There might be things that should be improved in documetation but I don't feel
capable to do this :-)

 TS> Perhaps this can be modified a bit? Adding, "or the local disk is
 TS> unavailable. In such a case, the I/O operation will be handled by the remote
 TS> resource."

 TS> It does makes sense however, since HAST is base on the idea of raid. This
 TS> feature increases the redundancy of the system greatly. My boss will  be
 TS> very impressed, as am I!

 TS> I did notice however that when the pulled drive is reinserted, I need to
 TS> change the associated hast resource to init, then back to primary to allow
 TS> hastd to once again use it (perhaps the same if the secondary drive is
 TS> failed?). Unless it will do this on it's own after some time? I did not wait
 TS> more than a few minutes. But this is easy enough to script or to monitor the
 TS> log and present a notification to admin at such a time.
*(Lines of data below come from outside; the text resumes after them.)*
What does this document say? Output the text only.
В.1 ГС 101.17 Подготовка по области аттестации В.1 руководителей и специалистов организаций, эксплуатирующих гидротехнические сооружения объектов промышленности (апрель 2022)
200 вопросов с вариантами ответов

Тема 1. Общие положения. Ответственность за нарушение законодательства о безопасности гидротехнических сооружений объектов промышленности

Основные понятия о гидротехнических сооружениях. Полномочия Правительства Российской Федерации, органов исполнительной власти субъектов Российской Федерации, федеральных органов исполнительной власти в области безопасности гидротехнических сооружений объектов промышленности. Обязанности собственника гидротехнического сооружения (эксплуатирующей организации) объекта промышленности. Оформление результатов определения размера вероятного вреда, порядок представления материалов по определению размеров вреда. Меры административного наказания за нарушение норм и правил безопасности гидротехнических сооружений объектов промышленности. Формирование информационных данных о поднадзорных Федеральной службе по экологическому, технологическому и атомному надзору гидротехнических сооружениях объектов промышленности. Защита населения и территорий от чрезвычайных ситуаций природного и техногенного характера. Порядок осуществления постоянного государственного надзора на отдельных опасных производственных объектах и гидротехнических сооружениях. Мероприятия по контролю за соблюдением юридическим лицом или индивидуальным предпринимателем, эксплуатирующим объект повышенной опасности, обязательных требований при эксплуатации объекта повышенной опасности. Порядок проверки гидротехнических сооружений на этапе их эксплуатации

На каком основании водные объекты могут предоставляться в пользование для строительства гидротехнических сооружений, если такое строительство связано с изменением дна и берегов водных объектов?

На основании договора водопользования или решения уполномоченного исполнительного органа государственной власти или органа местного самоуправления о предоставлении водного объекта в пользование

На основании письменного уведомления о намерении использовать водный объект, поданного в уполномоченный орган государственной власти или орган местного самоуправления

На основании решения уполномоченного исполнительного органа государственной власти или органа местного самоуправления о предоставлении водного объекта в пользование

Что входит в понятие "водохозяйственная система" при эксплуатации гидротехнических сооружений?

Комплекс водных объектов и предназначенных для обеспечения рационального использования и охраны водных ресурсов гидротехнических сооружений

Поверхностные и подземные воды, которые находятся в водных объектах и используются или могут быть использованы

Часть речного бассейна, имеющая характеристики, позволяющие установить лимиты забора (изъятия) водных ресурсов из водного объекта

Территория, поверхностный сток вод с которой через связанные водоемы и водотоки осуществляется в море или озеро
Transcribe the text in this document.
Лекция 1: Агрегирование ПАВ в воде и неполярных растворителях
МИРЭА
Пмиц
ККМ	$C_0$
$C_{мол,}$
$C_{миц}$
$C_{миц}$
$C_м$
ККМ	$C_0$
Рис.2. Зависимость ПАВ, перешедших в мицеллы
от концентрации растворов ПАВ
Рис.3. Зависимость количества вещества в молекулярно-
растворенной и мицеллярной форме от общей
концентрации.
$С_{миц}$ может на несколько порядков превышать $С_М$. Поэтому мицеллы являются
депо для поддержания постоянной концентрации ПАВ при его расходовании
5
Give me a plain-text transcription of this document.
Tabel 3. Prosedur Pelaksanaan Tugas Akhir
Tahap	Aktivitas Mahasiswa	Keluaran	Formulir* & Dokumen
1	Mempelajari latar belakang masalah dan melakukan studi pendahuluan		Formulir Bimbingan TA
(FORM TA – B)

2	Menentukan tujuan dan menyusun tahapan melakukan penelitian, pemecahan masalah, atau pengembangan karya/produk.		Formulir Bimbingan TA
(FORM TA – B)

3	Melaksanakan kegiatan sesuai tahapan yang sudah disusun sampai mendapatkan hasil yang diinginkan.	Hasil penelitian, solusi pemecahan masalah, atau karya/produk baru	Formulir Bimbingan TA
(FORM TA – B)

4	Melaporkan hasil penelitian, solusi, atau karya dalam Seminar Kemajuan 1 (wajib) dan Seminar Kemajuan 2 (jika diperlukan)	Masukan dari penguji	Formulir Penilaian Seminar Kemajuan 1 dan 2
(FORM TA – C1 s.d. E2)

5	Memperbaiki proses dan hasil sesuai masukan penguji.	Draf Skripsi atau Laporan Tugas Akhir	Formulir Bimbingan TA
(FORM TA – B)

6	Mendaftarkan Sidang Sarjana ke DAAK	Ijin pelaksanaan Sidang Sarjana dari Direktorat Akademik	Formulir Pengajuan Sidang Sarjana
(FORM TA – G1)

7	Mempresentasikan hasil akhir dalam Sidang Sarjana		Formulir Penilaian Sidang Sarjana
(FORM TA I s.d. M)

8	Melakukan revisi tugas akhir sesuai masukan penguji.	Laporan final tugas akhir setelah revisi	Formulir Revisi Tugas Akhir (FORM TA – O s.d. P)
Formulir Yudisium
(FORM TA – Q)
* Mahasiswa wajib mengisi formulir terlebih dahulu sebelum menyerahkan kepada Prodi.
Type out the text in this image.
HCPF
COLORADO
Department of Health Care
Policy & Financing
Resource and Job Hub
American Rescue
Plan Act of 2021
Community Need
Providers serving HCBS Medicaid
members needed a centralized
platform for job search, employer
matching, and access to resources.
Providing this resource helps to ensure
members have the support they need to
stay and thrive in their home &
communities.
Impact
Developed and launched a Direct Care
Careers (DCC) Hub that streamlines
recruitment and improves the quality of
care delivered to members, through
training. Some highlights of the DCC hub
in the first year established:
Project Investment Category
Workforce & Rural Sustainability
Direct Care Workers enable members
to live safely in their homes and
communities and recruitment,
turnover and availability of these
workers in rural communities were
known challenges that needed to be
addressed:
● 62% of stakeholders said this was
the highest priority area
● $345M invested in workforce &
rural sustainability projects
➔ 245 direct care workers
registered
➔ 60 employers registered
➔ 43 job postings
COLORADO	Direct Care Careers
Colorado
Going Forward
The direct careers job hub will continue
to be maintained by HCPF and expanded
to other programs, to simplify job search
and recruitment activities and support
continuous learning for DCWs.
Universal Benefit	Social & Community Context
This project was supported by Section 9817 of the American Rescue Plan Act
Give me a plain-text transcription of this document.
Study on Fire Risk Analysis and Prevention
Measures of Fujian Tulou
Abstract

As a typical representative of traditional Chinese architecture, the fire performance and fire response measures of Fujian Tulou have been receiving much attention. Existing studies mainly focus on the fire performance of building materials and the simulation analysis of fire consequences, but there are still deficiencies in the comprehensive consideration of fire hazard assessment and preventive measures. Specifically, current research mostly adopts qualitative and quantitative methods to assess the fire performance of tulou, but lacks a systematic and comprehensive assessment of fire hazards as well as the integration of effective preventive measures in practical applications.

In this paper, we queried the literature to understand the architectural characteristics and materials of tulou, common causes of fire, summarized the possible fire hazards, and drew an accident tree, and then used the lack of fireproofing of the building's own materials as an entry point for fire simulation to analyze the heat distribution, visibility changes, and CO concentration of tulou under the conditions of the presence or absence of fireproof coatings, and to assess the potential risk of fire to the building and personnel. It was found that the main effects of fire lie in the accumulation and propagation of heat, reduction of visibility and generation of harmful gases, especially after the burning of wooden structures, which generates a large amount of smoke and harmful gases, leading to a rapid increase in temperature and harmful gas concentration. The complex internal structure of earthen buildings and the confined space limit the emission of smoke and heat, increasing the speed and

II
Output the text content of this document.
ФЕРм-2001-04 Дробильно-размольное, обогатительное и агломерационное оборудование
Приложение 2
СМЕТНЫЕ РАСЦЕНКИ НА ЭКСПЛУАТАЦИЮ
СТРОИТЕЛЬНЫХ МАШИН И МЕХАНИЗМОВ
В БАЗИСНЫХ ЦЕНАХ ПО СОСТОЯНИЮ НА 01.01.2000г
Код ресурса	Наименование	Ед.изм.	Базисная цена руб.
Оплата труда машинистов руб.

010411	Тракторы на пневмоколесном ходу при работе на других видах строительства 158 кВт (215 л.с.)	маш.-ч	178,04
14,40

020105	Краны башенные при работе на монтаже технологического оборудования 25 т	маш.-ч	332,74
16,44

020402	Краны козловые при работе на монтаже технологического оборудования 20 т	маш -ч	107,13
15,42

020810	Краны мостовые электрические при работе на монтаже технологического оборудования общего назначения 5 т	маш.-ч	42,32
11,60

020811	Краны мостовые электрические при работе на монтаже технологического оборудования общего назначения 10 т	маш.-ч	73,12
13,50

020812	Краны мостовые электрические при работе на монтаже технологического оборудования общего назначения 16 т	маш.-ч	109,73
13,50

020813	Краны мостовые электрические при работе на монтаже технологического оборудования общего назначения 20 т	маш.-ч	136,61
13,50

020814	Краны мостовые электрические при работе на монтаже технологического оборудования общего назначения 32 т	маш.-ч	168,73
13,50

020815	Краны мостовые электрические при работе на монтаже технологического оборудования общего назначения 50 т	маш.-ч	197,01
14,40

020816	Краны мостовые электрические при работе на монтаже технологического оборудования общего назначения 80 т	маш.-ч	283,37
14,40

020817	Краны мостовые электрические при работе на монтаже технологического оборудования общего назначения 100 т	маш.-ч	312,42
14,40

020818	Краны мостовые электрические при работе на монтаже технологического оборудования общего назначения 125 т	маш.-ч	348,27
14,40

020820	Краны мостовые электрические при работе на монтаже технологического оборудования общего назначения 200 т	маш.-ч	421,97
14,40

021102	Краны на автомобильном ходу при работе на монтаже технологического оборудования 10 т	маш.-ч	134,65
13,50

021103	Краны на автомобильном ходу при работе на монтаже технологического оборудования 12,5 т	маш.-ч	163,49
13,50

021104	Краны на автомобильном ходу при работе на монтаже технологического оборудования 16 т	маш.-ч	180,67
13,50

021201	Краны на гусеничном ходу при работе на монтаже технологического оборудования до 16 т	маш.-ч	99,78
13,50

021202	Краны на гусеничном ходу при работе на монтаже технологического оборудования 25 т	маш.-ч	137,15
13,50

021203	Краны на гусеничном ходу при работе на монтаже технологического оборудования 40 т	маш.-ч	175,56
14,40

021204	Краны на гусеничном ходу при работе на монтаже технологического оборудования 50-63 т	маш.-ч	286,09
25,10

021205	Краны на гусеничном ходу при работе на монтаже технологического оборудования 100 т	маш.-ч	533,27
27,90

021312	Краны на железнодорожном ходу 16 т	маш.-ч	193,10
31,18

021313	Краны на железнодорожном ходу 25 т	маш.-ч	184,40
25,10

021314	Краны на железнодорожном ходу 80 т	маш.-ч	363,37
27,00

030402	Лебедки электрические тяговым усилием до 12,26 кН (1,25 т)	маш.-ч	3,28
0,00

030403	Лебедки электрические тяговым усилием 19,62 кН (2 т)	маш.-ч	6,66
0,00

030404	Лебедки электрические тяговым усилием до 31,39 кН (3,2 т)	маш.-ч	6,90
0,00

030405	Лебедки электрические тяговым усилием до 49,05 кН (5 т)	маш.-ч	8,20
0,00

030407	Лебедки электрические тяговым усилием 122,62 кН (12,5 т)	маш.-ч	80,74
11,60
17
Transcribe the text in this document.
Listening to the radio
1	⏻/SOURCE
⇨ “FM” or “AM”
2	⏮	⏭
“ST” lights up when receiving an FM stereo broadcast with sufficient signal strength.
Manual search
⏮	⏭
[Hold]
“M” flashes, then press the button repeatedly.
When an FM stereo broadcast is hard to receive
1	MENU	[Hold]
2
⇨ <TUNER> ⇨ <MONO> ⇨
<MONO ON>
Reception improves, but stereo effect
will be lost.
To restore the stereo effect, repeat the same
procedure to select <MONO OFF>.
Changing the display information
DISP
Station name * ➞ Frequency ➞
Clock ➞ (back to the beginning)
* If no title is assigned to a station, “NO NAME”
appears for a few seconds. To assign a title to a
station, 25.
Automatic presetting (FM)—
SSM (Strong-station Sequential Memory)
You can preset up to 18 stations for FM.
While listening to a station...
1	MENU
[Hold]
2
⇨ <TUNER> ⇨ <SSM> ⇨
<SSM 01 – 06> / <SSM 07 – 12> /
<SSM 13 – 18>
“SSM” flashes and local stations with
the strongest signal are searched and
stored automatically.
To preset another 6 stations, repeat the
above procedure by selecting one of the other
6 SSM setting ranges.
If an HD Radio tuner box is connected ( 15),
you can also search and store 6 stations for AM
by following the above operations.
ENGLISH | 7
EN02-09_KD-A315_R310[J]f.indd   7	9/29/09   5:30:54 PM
When you are reinserting the drive the resource should be in init state.

Remember, some data was updated on secondary only, so the right sequence of
operations could be:

1) Failover (switch primary to init and secondary to primary).

2) Fix the disk issue.

3) If this is a new drive, recreate HAST metadata on it with hastctl utility.

4) Switch the repaired resource to secondary and wait until the new primary
connects to it and updates metadata. After this synchronization is started.

5) You can switch to the previous primary before the synchronization is
complete -- it will continue in right direction, but then you should expect
performance degradation until the synchronization is complete -- the READ
requests will go to remote node. So it might be better to wait until the
synchronization is complete before switching back.

-- 
Mikolaj Golub